2019
yılının Kasım ayının ilk günleriydi. Zürih harika bir sonbahar yaşıyordu. Oturduğum
sokak sapsarı yapraklarla kaplıydı. O sabah her zamanki gibi yine işe geç
kalmıştım. Höschgasse tramvay durağına koşarak geldiğimde tramvay çoktan
gelmişti bile. Durakta bedava dağıtılan Metro gazetesini kapar
kapmaz, kapılar kapanmadan tramvaya atladım. En arkada, karşılıklı dört kişinin
oturabileceği bölümdeki son boş yere kendimi attım. Gazetemi açtım. Kültür
sayfalarında, Zürihli yazarın Almanya’nın Büchner Ödülü’nü kazandığı ve ödülünü
Darmstadt'ta aldığı yazıyordu.
Daha
iki hafta önce Stadelhofen’deki Orell Füssli kitabevine gidip kitap önerisi
istediğimde, bana bu yazarın 2017’de yayımlanan kitabını önermişlerdi. Ben de
kitabı birkaç günde okuyup bitirmiştim. "Ne tesadüf!" diye
geçirdim içimden. Yok canim, ne tesadüfü, ödül törenden önce açıklanmıştır
herhalde, kitabevi çalışanları da ödüllü yazarı önermişlerdir.
Yazarın
soyadı Almanca "ayı ayak" anlamına geliyordu. Bunun dışında hakkında pek
bir şey bilmiyordum. Şimdi gazeteden Zürih’te yaşadığını öğrenmiştim. Tahmin
etmeliydim, kitap zaten Zürih’te geçiyordu. Ama yine de benim şehrimde yaşıyor olması
güzeldi. Cep telefonumu çıkarıp hakkındaki Wikipedia sayfasını açtım.
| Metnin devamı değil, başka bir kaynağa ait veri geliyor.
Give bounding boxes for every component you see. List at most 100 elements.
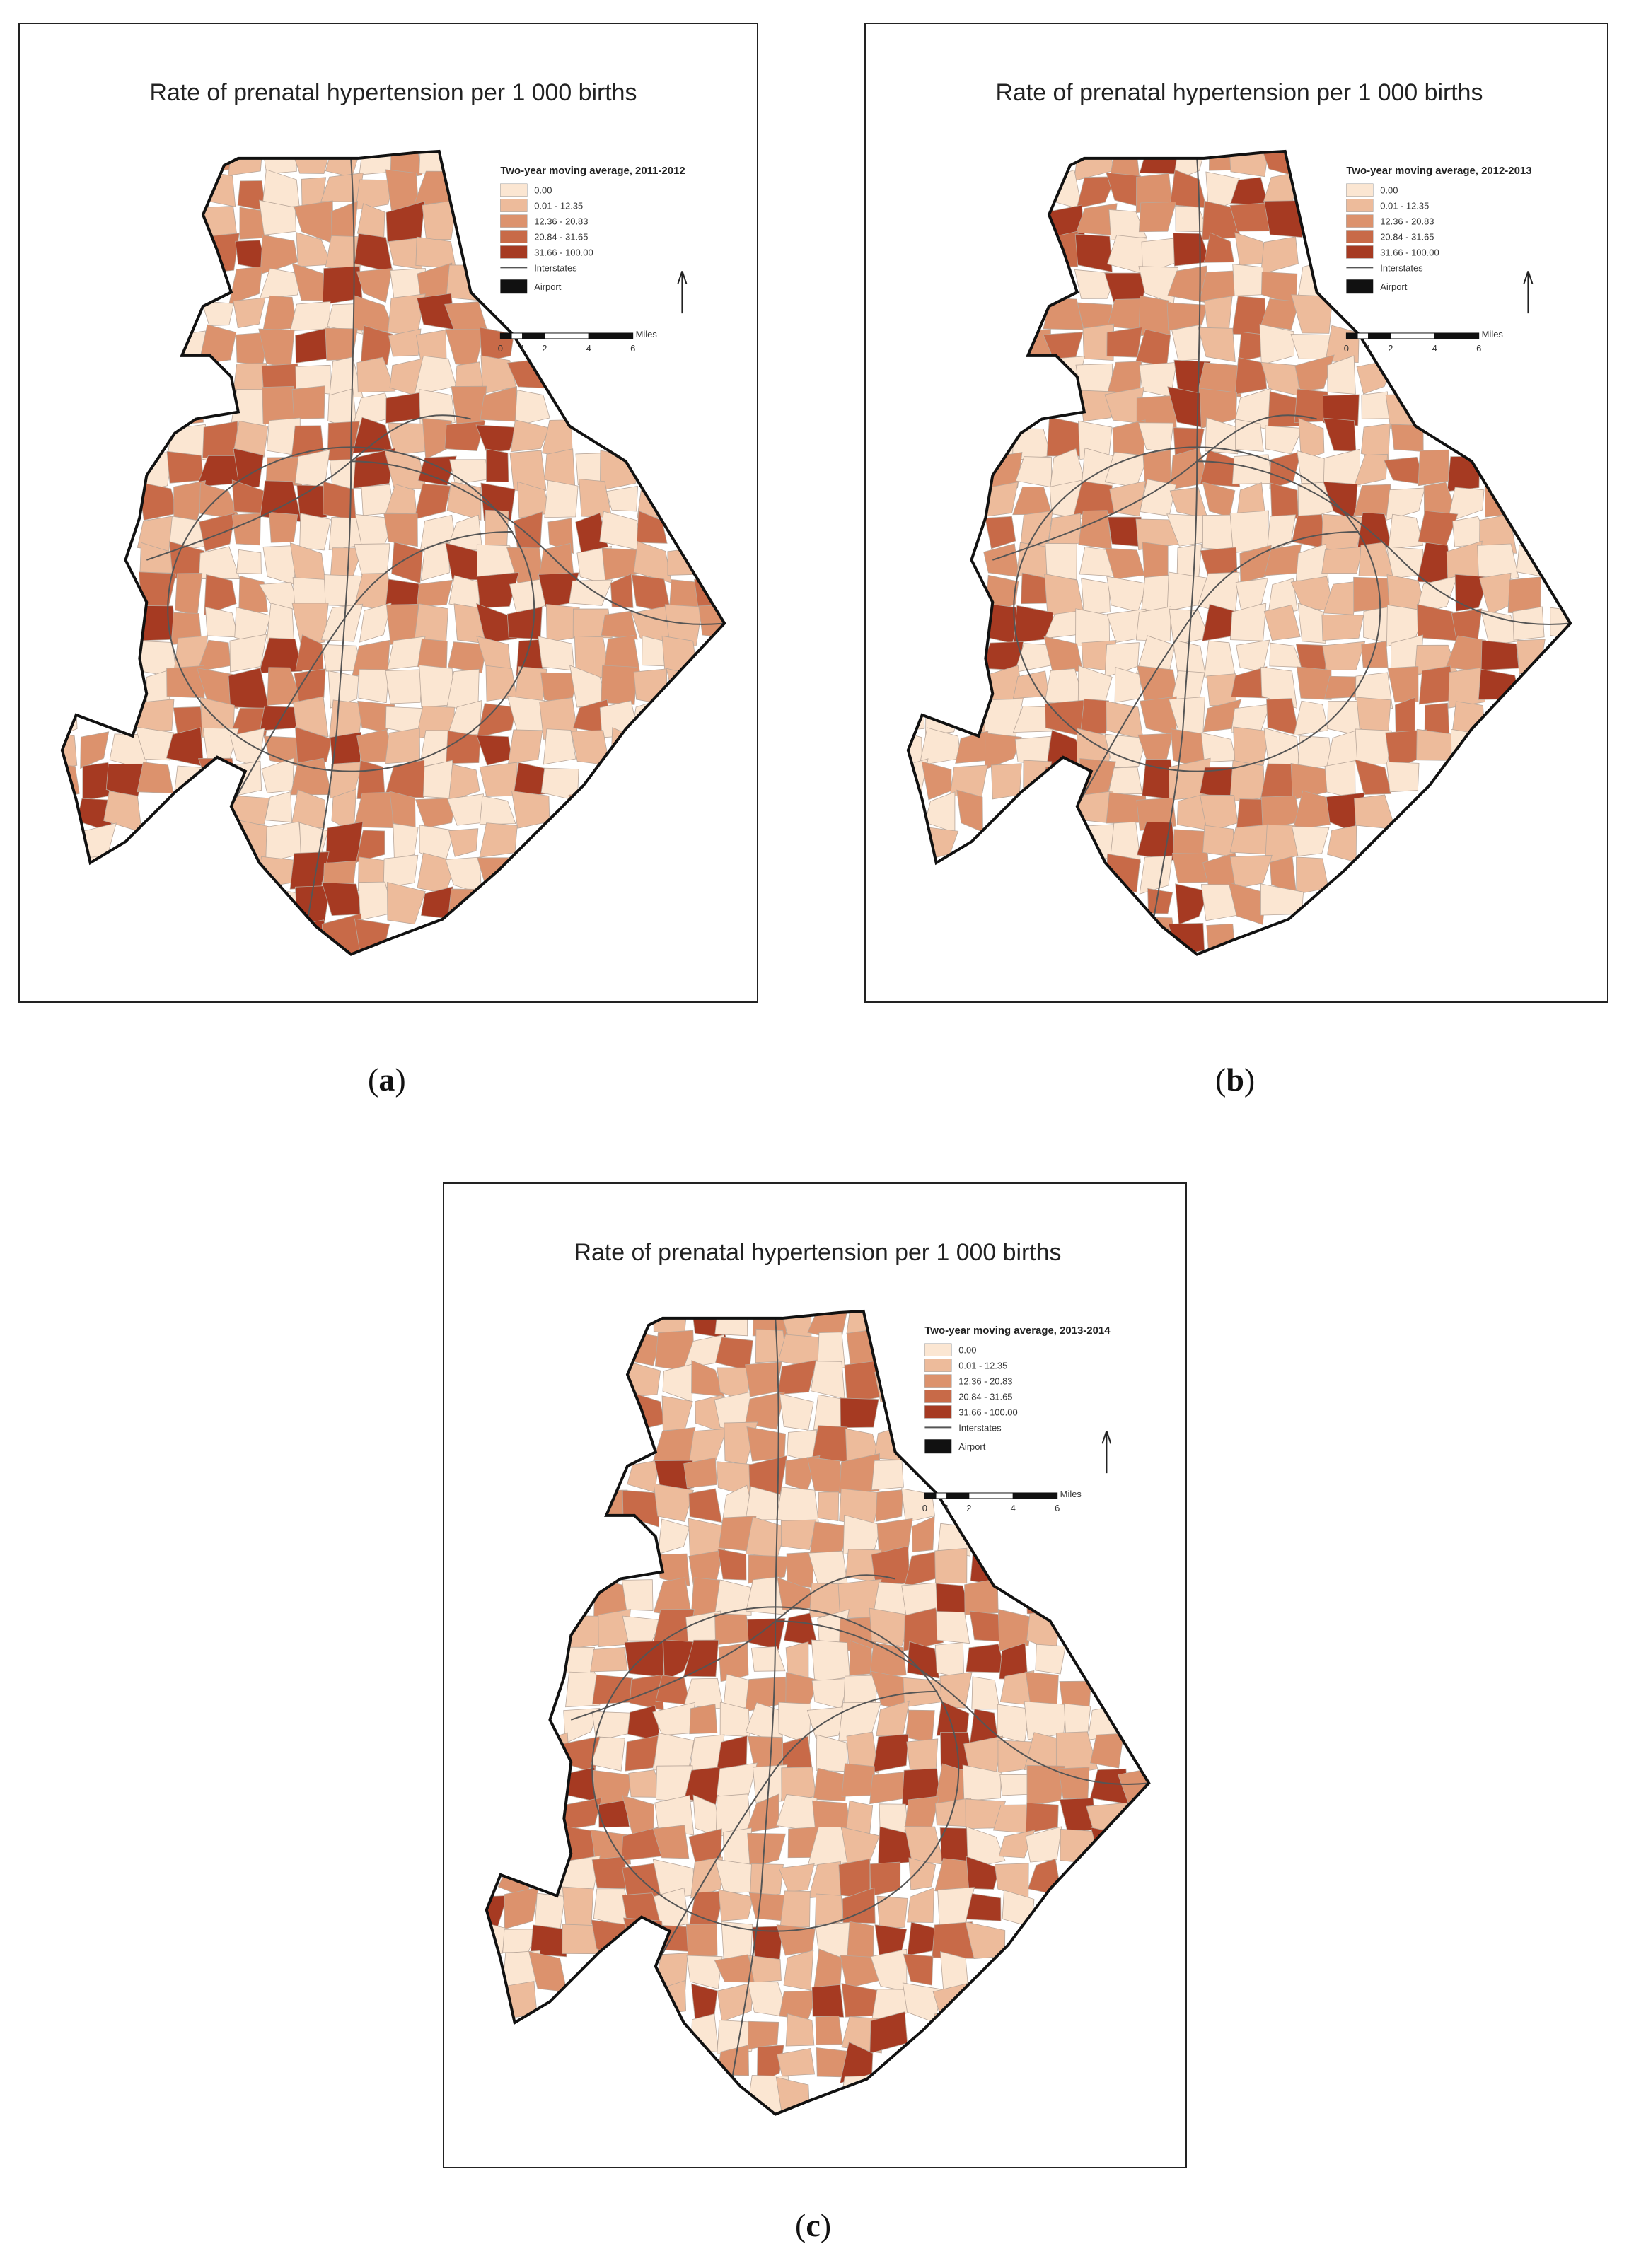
census-tract <box>1154 1522 1185 1558</box>
census-tract <box>1147 888 1173 914</box>
census-tract <box>1570 151 1571 170</box>
census-tract <box>1260 298 1299 330</box>
census-tract <box>233 297 266 329</box>
legend-swatch <box>924 1390 952 1403</box>
census-tract <box>476 735 513 766</box>
census-tract <box>748 2020 779 2050</box>
census-tract <box>1035 1644 1066 1675</box>
census-tract <box>166 450 204 484</box>
census-tract <box>1055 2109 1094 2115</box>
census-tract <box>775 2076 811 2115</box>
census-tract <box>1363 606 1389 644</box>
census-tract <box>1079 943 1117 955</box>
census-tract <box>533 2045 568 2076</box>
census-tract <box>504 1887 540 1930</box>
census-tract <box>966 1856 1000 1890</box>
census-tract <box>745 1361 782 1397</box>
legend: Two-year moving average, 2013-2014 0.00 0… <box>922 1325 1112 1513</box>
census-tract <box>265 791 293 822</box>
census-tract <box>479 796 516 825</box>
legend-airport-symbol <box>924 1439 952 1454</box>
census-tract <box>1118 1424 1149 1465</box>
census-tract <box>1259 324 1294 366</box>
census-tract <box>1073 481 1115 516</box>
census-tract <box>1081 448 1113 491</box>
census-tract <box>777 2048 816 2076</box>
census-tract <box>846 1731 879 1774</box>
census-tract <box>1044 823 1079 864</box>
census-tract <box>598 1800 630 1828</box>
census-tract <box>718 1642 749 1682</box>
census-tract <box>630 170 670 211</box>
census-tract <box>748 1554 789 1584</box>
census-tract <box>329 699 364 738</box>
census-tract <box>202 421 238 458</box>
census-tract <box>749 1863 784 1899</box>
census-tract <box>1169 487 1208 519</box>
census-tract <box>1321 546 1363 574</box>
census-tract <box>995 1421 1036 1462</box>
census-tract <box>236 549 262 574</box>
census-tract <box>956 789 983 833</box>
census-tract <box>636 760 668 798</box>
census-tract <box>1152 1670 1183 1705</box>
census-tract <box>840 1397 879 1429</box>
scale-tick-label: 4 <box>586 343 591 354</box>
census-tract <box>62 151 83 180</box>
census-tract <box>1055 1731 1098 1776</box>
census-tract <box>1270 946 1300 955</box>
map-title: Rate of prenatal hypertension per 1 000 … <box>574 1239 1062 1266</box>
census-tract <box>320 173 364 202</box>
census-tract <box>726 948 757 984</box>
legend-label: 0.01 - 12.35 <box>958 1361 1007 1371</box>
census-tract <box>169 890 209 918</box>
scale-tick-label: 0 <box>1344 343 1349 354</box>
census-tract <box>1260 151 1302 178</box>
census-tract <box>385 728 420 764</box>
census-tract <box>569 579 613 606</box>
census-tract <box>841 1826 880 1866</box>
census-tract <box>539 891 579 925</box>
census-tract <box>1155 1612 1185 1643</box>
census-tract <box>175 169 209 209</box>
census-tract <box>1025 1826 1062 1863</box>
scale-bar-segment <box>1390 332 1435 339</box>
census-tract <box>625 1392 665 1434</box>
census-tract <box>1139 855 1173 895</box>
census-tract <box>599 232 643 267</box>
census-tract <box>1292 826 1330 856</box>
census-tract <box>354 791 393 828</box>
scale-bar-segment <box>522 332 545 339</box>
census-tract <box>726 759 757 798</box>
census-tract <box>1419 799 1449 831</box>
census-tract <box>1166 302 1208 331</box>
census-tract <box>325 821 364 863</box>
census-tract <box>809 1521 849 1554</box>
scale-bar-segment <box>924 1492 937 1499</box>
census-tract <box>266 603 295 644</box>
census-tract <box>980 883 1019 925</box>
census-tract <box>1149 1890 1181 1924</box>
census-tract <box>921 761 952 801</box>
census-tract <box>908 169 927 209</box>
census-tract <box>1572 822 1607 858</box>
census-tract <box>1002 1979 1034 2020</box>
census-tract <box>812 1800 852 1830</box>
legend-swatch <box>1346 214 1374 228</box>
legend-label: Interstates <box>534 262 576 273</box>
legend-label: 31.66 - 100.00 <box>534 247 593 257</box>
census-tract <box>949 764 988 798</box>
census-tract <box>683 1639 719 1677</box>
census-tract <box>622 1615 661 1641</box>
census-tract <box>562 1886 594 1931</box>
census-tract <box>511 791 550 829</box>
census-tract <box>910 2106 944 2115</box>
county-outline <box>485 1309 1151 2116</box>
interstate-line <box>1197 460 1571 625</box>
census-tract <box>289 301 331 332</box>
census-tract <box>1090 1827 1130 1863</box>
census-tract <box>1026 2075 1062 2107</box>
census-tract <box>134 726 175 761</box>
census-tract <box>870 1948 908 1992</box>
census-tract <box>753 1764 788 1803</box>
Benimle aynı yıl ve aynı ayda bir gün sonra doğduğunu ögrendim. Ne
tesadüf! Ondan sadece bir gün büyüktüm. Çocukluğumda "Noel
çocuğu" olmaktan nefret ederdim. Okullar tatile girerdi ve doğum günü
hediyemle Noel hediyesi bir olurdu. Doğum günüm, ufak bir pastayla, "kim
vurduya" giderdi. O da 48 yıldır benimle aynı doğum günü travmalarından
mustarip olmuş olmalı, zavallı Ayı ayak!
Başımı
kaldırdığımda, karşımda oturan adamla göz göze geldik. Hemen resme ve tekrar
adama baktım. Kesinlikle “Ayı ayak” karşımda oturuyordu. Kısık kahverengi
gözleriyle bana bir an baktı, sonra bakışlarını kaçırdı. Kalbim küt küt atmaya
başladı. Ona bir şey söylemeye cesaret edemedim. Bakışlarımdan rahatsız olmuş
gibi elindeki Tages Anzeiger gazetesini yüzüne doğru kaldırıp kendini sakladı.
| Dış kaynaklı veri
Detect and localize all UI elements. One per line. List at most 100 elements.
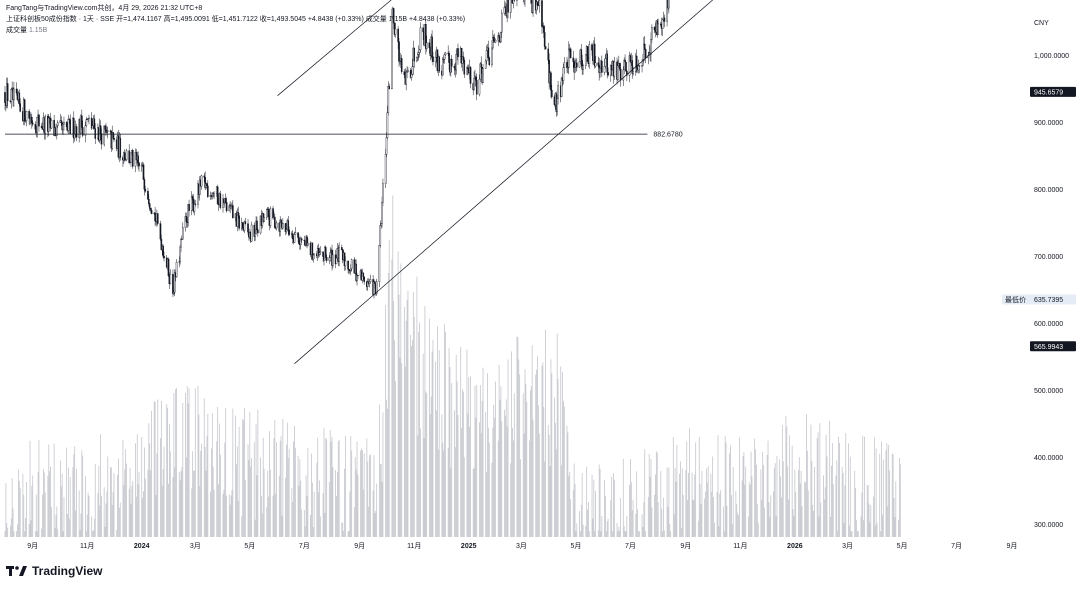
candle-body — [557, 85, 559, 99]
candle-body — [6, 83, 9, 102]
candle-body — [250, 224, 253, 242]
volume-bars — [4, 195, 901, 537]
candle-body — [72, 118, 75, 139]
candle-body — [632, 71, 634, 74]
candle-body — [544, 46, 547, 50]
candle-body — [442, 58, 444, 76]
candle-body — [167, 258, 170, 276]
candle-body — [279, 219, 281, 232]
candle-body — [341, 247, 343, 251]
candle-body — [67, 118, 70, 131]
candle-body — [455, 54, 458, 71]
candle-body — [188, 204, 190, 211]
candle-body — [378, 245, 381, 282]
candle-body — [641, 65, 643, 67]
candle-body — [128, 150, 130, 163]
x-axis-tick-label: 2026 — [787, 543, 803, 550]
candle-body — [56, 125, 58, 136]
time-axis[interactable]: 9月 11月 2024 3月 5月 7月 9月 11月 2025 3月 5月 7月 9月 11月 2026 3… — [27, 542, 1017, 550]
candle-body — [194, 203, 197, 205]
candle-body — [434, 57, 437, 62]
candle-body — [244, 221, 247, 224]
candle-body — [179, 246, 181, 262]
candle-body — [172, 273, 174, 294]
candle-body — [307, 242, 309, 246]
lower-channel-line[interactable] — [294, 0, 914, 364]
candle-body — [257, 229, 259, 234]
candle-body — [148, 198, 150, 204]
price-axis[interactable]: 300.0000 400.0000 500.0000 600.0000 700.0000… — [1002, 0, 1076, 529]
candle-body — [392, 8, 395, 24]
candle-body — [473, 78, 475, 91]
candle-body — [90, 117, 93, 129]
candle-body — [328, 257, 331, 261]
candle-body — [562, 67, 565, 81]
candle-body — [356, 275, 358, 281]
candle-body — [511, 0, 514, 4]
x-axis-tick-label: 3月 — [842, 542, 853, 550]
candle-body — [154, 212, 156, 222]
candle-body — [500, 12, 503, 33]
candle-body — [285, 229, 288, 233]
candlesticks — [4, 0, 670, 299]
x-axis-tick-label: 3月 — [190, 542, 201, 550]
candle-body — [99, 125, 102, 134]
candle-body — [182, 227, 184, 240]
candle-body — [584, 54, 587, 66]
candle-body — [24, 120, 27, 122]
candle-body — [601, 60, 603, 73]
candle-body — [448, 53, 450, 63]
candle-body — [618, 63, 621, 70]
drawings: 1,168.4658882.67801,468.43281,402.42601,… — [5, 0, 914, 364]
candle-body — [180, 238, 182, 248]
candle-body — [347, 260, 349, 270]
candle-body — [256, 220, 258, 231]
ohlc-legend[interactable]: 上证科创板50成份指数 · 1天 · SSE 开=1,474.1167 高=1,… — [6, 16, 466, 23]
candle-body — [653, 27, 656, 31]
x-axis-tick-label: 2025 — [461, 543, 477, 550]
candle-body — [572, 57, 575, 62]
candle-body — [94, 128, 97, 139]
y-axis-tick-label: 700.0000 — [1034, 254, 1063, 261]
candle-body — [160, 238, 163, 250]
volume-label: 成交量 — [6, 27, 27, 34]
chart-header: FangTang与TradingView.com共创，4月 29, 2026 2… — [6, 3, 1006, 36]
x-axis-tick-label: 5月 — [244, 542, 255, 550]
candle-body — [551, 89, 553, 98]
candle-body — [607, 72, 609, 76]
candle-body — [491, 47, 493, 65]
candle-body — [512, 0, 515, 4]
x-axis-tick-label: 9月 — [1007, 542, 1018, 550]
candle-body — [541, 0, 543, 27]
candle-body — [479, 63, 482, 80]
candle-body — [81, 127, 84, 136]
candle-body — [322, 251, 324, 257]
candle-body — [241, 222, 244, 228]
candle-body — [357, 275, 359, 277]
candle-body — [162, 245, 164, 257]
candle-body — [338, 247, 340, 262]
candle-body — [366, 281, 369, 288]
candle-body — [532, 0, 534, 13]
candle-body — [69, 119, 72, 135]
candle-body — [254, 232, 256, 237]
candle-body — [660, 23, 662, 26]
candle-body — [232, 205, 234, 219]
candle-body — [163, 256, 165, 259]
upper-channel-line[interactable] — [277, 0, 903, 96]
candle-body — [65, 122, 68, 128]
currency-label[interactable]: CNY — [1034, 20, 1049, 27]
candle-body — [581, 60, 583, 70]
candle-body — [156, 213, 159, 224]
candle-body — [538, 0, 541, 7]
candle-body — [40, 125, 43, 128]
candle-body — [216, 186, 219, 205]
volume-legend[interactable]: 成交量 1.15B — [6, 25, 1006, 36]
candle-body — [91, 125, 94, 129]
candle-body — [23, 99, 26, 122]
candle-body — [86, 118, 89, 121]
candle-body — [462, 56, 465, 61]
candle-body — [131, 150, 134, 167]
candle-body — [397, 28, 399, 42]
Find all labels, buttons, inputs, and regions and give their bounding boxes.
Demek ödül töreninin ardindan sonra Zürih'e dönmüştü. Ama Metro denen gazete müsveddesi
haberi ancak yetiştirebilmişti.
Gözlerim,
yüzüne yapıştırdığı gazetesinin altından görünen koyu mavi yağmurluğuna kaydı. Ardından
siyah kot pantolonun altındaki ayakkabılarına takıldı. Kahverengi deri İtalyan ayakkabıları,
öyle ayı ayağı kadar büyük değillerdi.
Karşımdakinin
yüzünü tekrar görebilmek için sabırsızlanıyor, diğer haberleri okuyormuş gibi yapıyordum.
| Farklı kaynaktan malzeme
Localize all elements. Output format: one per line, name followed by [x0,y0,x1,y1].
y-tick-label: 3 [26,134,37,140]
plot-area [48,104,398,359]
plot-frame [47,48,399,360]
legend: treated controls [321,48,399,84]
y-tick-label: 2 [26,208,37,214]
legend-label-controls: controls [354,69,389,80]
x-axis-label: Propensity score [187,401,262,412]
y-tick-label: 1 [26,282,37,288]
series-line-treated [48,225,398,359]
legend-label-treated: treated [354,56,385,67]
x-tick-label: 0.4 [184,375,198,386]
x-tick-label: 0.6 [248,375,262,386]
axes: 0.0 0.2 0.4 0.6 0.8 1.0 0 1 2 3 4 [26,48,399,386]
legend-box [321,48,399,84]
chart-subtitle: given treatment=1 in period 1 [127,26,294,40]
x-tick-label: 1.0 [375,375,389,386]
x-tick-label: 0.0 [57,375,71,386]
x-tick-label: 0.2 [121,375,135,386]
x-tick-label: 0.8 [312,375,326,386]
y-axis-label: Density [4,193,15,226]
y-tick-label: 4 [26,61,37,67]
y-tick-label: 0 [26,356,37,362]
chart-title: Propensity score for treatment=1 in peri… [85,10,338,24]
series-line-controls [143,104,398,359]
Trump Amerika’nın Paris iklim anlaşmasından çıktığını ilan etmiş, Mısır’da
askeri rejim 80 İslamcı militanı öldürmüştü.
Bellevue’de
inip tramvay değiştirilmem gerekirdi. Ama o inmeyince ben de inmedim. Biraz
daha bu tramvayda kalabilir, Paradeplatz’da da aynı yöne giden başka bir
tramvaya binebilirdim. Belki bir fırsatını bulup, “Kutlarım ödül almışsınız.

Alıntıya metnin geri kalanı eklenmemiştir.